The incident occurred not too long ago in Attock district’s Hassanabdal metropolis, which is dwelling to the well-known Gurdwara Panja Sahib — some of the sacred websites in Sikhism.
According to a report revealed in Dawn newspaper, the lady stepped out of her home to throw away waste, however by no means returned. Her father runs a store in Hassanabdal.
The report, nonetheless, didn’t point out the date of the incident.
A case had been registered by Hassanabdal police towards an “unknown abductor” on the grievance of the lady’s father beneath Section 365-B of the Pakistan Penal Code for kidnapping, abducting or inducing a girl to marry, the report stated, quoting Raja Fayyaz-ul-Hassan, the sub-divisional police officer.
Police have launched a hunt for the lacking girl, the officer stated.
Sub-Inspector Tahir Iqbal, the spokesman for district police, additionally stated {that a} case was registered towards an “unknown abductor” instantly after the woman’s father filed a grievance.
The day after she went lacking she reportedly despatched a WhatsApp message to her father telling him that she had contracted a wedding of her personal will and transformed to Islam, stated sub-divisional police officer Hassan.
He stated a number of police groups have been searching for the lady in order that she may very well be produced earlier than a court docket of legislation and her assertion recorded.

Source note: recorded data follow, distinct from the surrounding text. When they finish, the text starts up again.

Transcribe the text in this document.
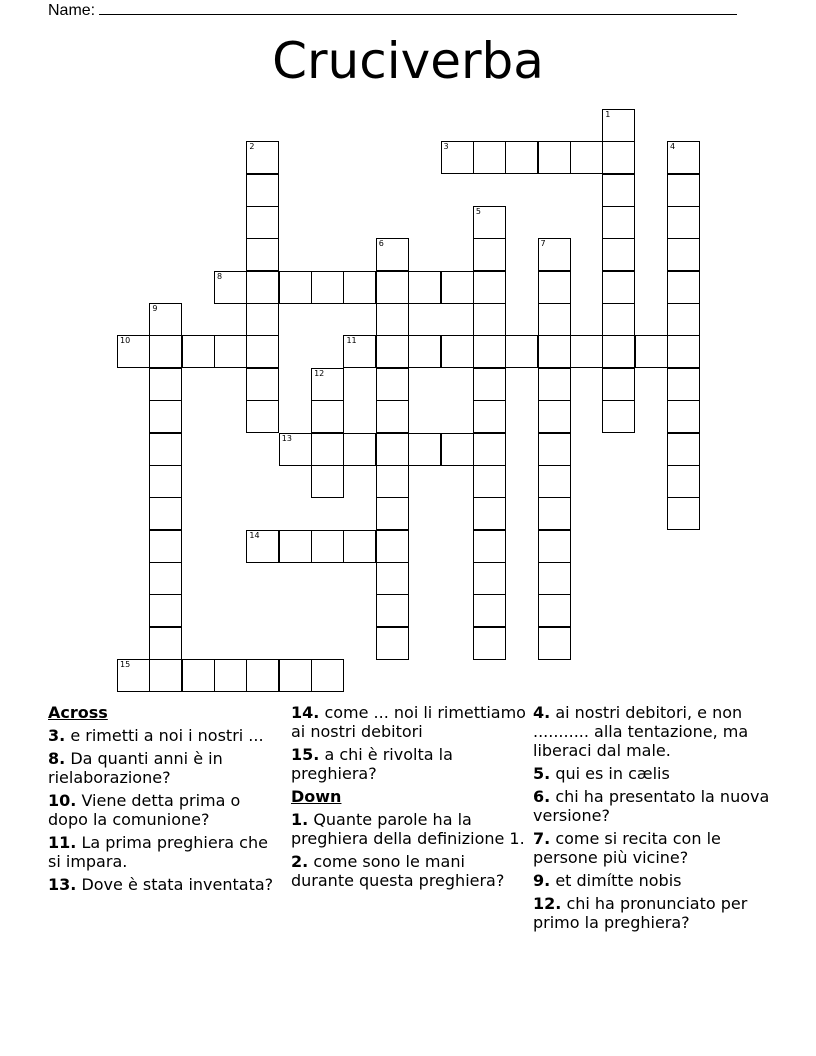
Name:
Cruciverba
1
2	3	4
5
6	7
8
9
10	11
12
13
14
15
Across
3. e rimetti a noi i nostri ...
8. Da quanti anni è in rielaborazione?
10. Viene detta prima o dopo la comunione?
11. La prima preghiera che si impara.
13. Dove è stata inventata?
14. come ... noi li rimettiamo ai nostri debitori
15. a chi è rivolta la preghiera?
Down
1. Quante parole ha la preghiera della definizione 1.
2. come sono le mani durante questa preghiera?
4. ai nostri debitori, e non ........... alla tentazione, ma liberaci dal male.
5. qui es in cælis
6. chi ha presentato la nuova versione?
7. come si recita con le persone più vicine?
9. et dimítte nobis
12. chi ha pronunciato per primo la preghiera?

General Secretary of the Pakistan Sikh Gurdwara Prabandhak Committee Sardar Ameer Singh additionally confirmed that the woman had gone lacking from her father’s home situated close to the Gurdwara Punja Sahib, the report stated.
Singh stated the lady’s father and uncle met federal Minister for Religious Affairs Noorul Haq Qadri on Friday — within the presence of Punjab’s Minister for Minority Affairs Ijaz Alam Augustine and chairman of the Evacuee Trust Property Board (ETPB) Dr Aamir Ahmad — and knowledgeable him about her disappearance.
In response to a query, he stated: “At the moment, it is premature to confirm that the girl has converted to another religion. This can only be confirmed once the girl is found and her statement is recorded.”
There have been instances of pressured conversion and marriages of non-Muslim women in Pakistan however most of them are reported in Sindh province, which has a large Hindu inhabitants.